Sport

America's Cup brings out strange qualities in Kiwis - Bidwell

16:05 pm on 19 March 2021

Opinion - The America's Cup can be a very isolating experience.

Fans watching the America's Cup from Takapuna Beach. Photo: RNZ / Simon Rogers

If you're not wholly on board with Team New Zealand, then you might as well renounce your citizenship.

Even in the media, your partiality isn't in question. Of course you support the team - the only differentiation is the fervour.

I blogged a couple of races for RNZ last weekend. They were the first I'd watched since 1987.

I'd been 12 at the time and was rather taken with KZ7 and events off Fremantle. The boats appeared much of a muchness, there were well-contested challenger and defender series' and sailing seemed to be at the heart of everything.

That creditable showing was not enough for the folk behind New Zealand's entrant, though. They sought to injunct holders the San Diego Yacht Club, identifying a loophole in the regulations that might allow New Zealand to challenge for the Cup the following year. I was out at that point.

I think Dennis Conner eventually turned up with a catamaran and New Zealand had some great mono-hulled thing and the whole thing was a farce.

Not that I was watching. I didn't believe insulting Conner on the basis of his nationality or weight or sailing ability was actually that becoming. Maybe I was naive, but I genuinely thought New Zealanders were better than that.

Either way, I ignored the whole thing until last weekend.

I'd been aware it was on, as I scrolled or swiped past the headlines of recent months. The racing became a topic of conversation at barbecues and pubs and the like and it became impossible to remain entirely ignorant of the Cup's existence.

Saturday was still a shock, though. The America's Cup's own YouTube channel provided a fairly palatable livestream, but New Zealand's own television coverage offered little to recommend it.

I quickly resorted to the mute button, with any pertinent information needing to come via the livestream.

I won't dwell on the coverage. My policy has always been to ignore things you don't care for, rather than taking the undignified approach of counting the ways in which it offends you.

I did struggle to take my eyes off Dean Barker, though.

You assume Barker doesn't need to be on TV for the money and that the last thing he needs is publicity either. Does he want a job with Team New Zealand? Maybe. But then any role with them appears as if it would be off the water and Barker still fancies himself as a sailor.

As much as that television coverage made me feel a stranger in my native land, Barker looked just as uncomfortable.

I've no idea whether he warmed to the couch environment, because I bailed out once my blogging commitments were over. But if I ever think of the Cup again, it will be of Barker and the look of bemusement on his face as he watched the various antics unfold.

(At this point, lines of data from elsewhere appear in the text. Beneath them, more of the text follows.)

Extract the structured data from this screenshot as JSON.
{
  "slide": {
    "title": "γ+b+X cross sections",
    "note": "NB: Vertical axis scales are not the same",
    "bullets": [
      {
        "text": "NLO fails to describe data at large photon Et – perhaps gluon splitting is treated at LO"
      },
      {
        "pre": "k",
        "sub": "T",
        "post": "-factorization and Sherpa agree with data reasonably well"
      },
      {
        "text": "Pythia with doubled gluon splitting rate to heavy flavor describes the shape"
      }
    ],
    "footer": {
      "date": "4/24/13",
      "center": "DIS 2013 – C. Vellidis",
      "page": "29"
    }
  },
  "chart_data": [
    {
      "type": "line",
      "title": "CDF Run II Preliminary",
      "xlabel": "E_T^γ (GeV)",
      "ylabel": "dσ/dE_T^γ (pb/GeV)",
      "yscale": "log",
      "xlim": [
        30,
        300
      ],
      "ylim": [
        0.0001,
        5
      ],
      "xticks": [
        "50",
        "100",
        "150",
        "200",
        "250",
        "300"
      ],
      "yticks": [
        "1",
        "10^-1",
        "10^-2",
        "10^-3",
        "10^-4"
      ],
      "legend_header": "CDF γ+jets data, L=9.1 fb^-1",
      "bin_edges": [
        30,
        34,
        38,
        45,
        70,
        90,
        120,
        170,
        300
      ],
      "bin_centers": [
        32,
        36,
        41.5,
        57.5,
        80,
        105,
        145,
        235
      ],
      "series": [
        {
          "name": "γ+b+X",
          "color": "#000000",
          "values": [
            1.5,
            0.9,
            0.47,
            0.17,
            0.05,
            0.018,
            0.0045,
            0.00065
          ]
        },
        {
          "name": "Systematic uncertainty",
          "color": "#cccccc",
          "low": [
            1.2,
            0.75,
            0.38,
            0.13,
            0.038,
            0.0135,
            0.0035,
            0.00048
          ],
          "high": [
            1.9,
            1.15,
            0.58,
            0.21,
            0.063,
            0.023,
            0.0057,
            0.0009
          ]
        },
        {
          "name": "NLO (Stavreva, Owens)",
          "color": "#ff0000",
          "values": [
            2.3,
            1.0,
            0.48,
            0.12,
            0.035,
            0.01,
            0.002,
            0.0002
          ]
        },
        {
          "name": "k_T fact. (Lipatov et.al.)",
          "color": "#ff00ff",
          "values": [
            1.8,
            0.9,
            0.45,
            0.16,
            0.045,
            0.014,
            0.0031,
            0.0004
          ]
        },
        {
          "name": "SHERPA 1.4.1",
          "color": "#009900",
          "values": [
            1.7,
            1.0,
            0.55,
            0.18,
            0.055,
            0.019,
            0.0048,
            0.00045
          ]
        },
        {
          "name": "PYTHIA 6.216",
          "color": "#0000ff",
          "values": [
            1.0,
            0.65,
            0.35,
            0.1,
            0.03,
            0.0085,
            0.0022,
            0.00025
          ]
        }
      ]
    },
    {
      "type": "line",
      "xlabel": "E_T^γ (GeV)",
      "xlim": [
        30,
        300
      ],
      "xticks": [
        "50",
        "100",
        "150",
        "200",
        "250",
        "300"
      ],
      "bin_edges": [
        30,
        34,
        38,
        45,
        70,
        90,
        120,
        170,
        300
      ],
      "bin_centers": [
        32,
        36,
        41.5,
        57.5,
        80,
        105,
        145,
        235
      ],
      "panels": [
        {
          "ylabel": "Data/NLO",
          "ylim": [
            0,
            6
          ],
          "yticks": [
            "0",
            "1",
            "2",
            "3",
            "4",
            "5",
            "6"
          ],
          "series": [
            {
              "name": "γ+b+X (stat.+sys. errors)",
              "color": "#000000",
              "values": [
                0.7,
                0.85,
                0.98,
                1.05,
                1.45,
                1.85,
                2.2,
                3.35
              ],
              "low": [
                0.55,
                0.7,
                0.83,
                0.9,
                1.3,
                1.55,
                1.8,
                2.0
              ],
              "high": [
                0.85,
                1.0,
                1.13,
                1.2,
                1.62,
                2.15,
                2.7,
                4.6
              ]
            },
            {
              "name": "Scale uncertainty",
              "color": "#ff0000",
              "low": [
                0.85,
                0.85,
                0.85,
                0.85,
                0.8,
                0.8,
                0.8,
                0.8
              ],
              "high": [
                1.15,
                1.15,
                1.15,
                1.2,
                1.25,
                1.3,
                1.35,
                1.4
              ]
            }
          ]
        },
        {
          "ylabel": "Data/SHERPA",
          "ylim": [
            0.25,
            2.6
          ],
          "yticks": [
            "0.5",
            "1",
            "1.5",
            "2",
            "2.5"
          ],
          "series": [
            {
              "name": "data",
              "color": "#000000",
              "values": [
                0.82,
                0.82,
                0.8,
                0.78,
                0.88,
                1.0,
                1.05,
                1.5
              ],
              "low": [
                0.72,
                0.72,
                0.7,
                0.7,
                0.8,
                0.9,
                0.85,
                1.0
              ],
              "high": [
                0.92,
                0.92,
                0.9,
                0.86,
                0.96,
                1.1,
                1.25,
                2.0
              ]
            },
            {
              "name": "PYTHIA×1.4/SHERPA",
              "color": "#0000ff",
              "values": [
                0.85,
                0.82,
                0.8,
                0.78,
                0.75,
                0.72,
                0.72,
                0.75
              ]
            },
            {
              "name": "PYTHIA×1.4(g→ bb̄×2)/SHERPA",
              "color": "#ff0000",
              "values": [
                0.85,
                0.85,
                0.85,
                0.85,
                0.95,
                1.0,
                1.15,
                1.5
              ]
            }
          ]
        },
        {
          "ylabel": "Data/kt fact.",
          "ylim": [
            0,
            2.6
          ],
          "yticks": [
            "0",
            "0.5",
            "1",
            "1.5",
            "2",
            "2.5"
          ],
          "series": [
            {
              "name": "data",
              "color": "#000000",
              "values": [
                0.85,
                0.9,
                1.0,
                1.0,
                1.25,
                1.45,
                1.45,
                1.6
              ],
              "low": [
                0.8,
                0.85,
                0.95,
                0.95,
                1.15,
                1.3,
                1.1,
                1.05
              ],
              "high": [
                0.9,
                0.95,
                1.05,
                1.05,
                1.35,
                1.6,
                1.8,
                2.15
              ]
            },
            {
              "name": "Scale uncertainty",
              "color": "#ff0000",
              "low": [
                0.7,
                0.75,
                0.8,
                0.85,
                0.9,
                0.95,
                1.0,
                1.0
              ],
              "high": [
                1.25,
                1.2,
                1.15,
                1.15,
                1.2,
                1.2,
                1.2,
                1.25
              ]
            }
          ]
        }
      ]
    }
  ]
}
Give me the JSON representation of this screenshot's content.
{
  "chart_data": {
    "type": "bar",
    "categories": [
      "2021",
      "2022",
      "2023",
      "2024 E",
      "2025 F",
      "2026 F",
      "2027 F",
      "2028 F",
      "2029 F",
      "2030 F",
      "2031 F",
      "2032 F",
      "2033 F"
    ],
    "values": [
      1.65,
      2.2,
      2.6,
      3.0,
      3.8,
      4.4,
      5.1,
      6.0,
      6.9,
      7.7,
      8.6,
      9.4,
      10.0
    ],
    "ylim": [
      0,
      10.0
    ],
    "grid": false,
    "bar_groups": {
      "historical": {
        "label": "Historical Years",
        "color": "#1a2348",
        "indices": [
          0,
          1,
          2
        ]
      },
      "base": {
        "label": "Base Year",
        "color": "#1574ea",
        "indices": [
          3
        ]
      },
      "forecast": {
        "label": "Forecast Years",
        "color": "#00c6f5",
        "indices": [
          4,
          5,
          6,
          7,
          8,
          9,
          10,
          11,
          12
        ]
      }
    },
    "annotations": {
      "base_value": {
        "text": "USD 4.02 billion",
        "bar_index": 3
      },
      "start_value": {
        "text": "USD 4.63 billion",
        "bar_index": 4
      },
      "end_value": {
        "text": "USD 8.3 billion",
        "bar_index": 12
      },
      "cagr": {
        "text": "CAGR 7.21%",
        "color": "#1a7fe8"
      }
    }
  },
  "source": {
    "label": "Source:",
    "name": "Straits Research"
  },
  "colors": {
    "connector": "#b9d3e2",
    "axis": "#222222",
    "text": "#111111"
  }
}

What is it about the America's Cup that sweeps so many of us up in its wake? Is it the success? The whole plucky five-million-against-the-world bit? The sailing itself? I truly don't know.

Team New Zealand's skipper Peter Burling holds the America's Cup up in front of a raucous crowd. Photo: AFP

And how widespread is the appeal? The Viaduct looked full of folk who look and talk and dress a lot like I do, but where were the rest of our countrymen and women?

Are they as enthused about all this stuff?

It's a diverse world we live in these days, thank goodness. We've never been more able to be ourselves, no matter who that might be.

We have freedoms to identify and express our individuality that previous generations could only dream of and yet so many of us want to be defined by boat racing.

Sorry, that's not right. It's not boat racing, but America's Cup racing. Most people wouldn't cross the street to watch any class of an Olympic yachting regatta.

I find it weird. And a bit lonely. But mostly just strange.

Strange that people can get so attached to something as silly as sport and strange that no-one's embarrassed about it.

Of all the things that New Zealanders have to be proud of, it's hard to imagine why they seem such a distant second to this stuff.